Welcome to pay attention to Xiao Song’s public account “Minimalist AI” — sharing of theoretical learning and application development technology based on deep learning. The author will often share the dry contents of deep learning. When learning or applying deep learning, you can also communicate with me on this account if you have any questions.

1. An overview of the

Update: Increased test speed on THE Nvidia TX2, which averaged 42ms, 7 times slower than the RTX2080Ti (42ms/6ms).

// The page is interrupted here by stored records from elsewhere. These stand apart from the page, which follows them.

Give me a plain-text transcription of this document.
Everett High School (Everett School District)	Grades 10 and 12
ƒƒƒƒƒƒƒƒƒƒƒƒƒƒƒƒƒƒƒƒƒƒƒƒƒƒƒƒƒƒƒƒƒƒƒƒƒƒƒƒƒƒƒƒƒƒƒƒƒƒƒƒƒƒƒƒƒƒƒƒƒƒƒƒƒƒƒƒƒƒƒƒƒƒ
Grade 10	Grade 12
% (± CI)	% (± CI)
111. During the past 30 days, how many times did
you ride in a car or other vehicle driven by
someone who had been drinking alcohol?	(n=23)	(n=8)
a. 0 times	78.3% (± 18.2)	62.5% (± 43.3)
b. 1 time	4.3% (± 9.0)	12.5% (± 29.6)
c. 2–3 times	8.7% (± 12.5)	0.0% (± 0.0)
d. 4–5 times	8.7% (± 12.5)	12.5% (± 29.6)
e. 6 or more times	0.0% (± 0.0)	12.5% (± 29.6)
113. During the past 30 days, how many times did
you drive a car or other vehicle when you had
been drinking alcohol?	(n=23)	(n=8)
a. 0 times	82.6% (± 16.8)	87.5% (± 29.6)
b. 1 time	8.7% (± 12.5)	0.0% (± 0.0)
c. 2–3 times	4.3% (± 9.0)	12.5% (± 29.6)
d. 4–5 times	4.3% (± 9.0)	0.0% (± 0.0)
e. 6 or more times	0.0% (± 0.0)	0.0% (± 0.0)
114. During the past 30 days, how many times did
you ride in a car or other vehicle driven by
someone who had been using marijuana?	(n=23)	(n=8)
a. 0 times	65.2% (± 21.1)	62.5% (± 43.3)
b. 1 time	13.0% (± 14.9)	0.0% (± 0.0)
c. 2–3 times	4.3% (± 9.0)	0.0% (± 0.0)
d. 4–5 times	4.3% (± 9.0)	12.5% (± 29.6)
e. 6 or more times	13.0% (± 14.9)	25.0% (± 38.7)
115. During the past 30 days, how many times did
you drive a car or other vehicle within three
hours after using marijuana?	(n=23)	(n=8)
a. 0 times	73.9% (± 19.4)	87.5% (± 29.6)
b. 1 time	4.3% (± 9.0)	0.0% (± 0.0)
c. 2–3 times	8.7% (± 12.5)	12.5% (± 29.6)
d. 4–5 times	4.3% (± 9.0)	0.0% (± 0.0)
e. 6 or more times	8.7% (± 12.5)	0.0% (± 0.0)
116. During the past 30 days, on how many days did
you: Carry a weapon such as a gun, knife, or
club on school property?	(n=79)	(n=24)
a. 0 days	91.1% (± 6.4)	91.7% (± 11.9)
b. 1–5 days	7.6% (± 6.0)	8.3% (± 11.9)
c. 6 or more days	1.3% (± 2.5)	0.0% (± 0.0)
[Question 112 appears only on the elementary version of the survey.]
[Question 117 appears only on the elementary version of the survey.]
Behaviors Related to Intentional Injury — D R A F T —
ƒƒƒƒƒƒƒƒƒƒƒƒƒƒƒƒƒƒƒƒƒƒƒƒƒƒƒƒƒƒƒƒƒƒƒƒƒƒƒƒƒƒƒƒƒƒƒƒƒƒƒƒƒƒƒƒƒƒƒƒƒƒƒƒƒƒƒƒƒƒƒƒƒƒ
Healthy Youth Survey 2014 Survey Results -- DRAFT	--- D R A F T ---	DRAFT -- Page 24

Increase the test speed on nvidia Nano, which takes about 120ms on average, 20 times slower than RTX2080Ti (120ms/6ms).

Increased test speeds on nvidia’s NGX platform, which averaged around 15ms, 2.5 times slower than the RTX2080Ti (15ms/6ms).

This experiment is to explore the acceleration effect of YoloV5 using TensorRT on RTX2080Ti platform for model reasoning, and compare the acceleration effect of GPU on RTX2080Ti platform for I7-8700 CPU.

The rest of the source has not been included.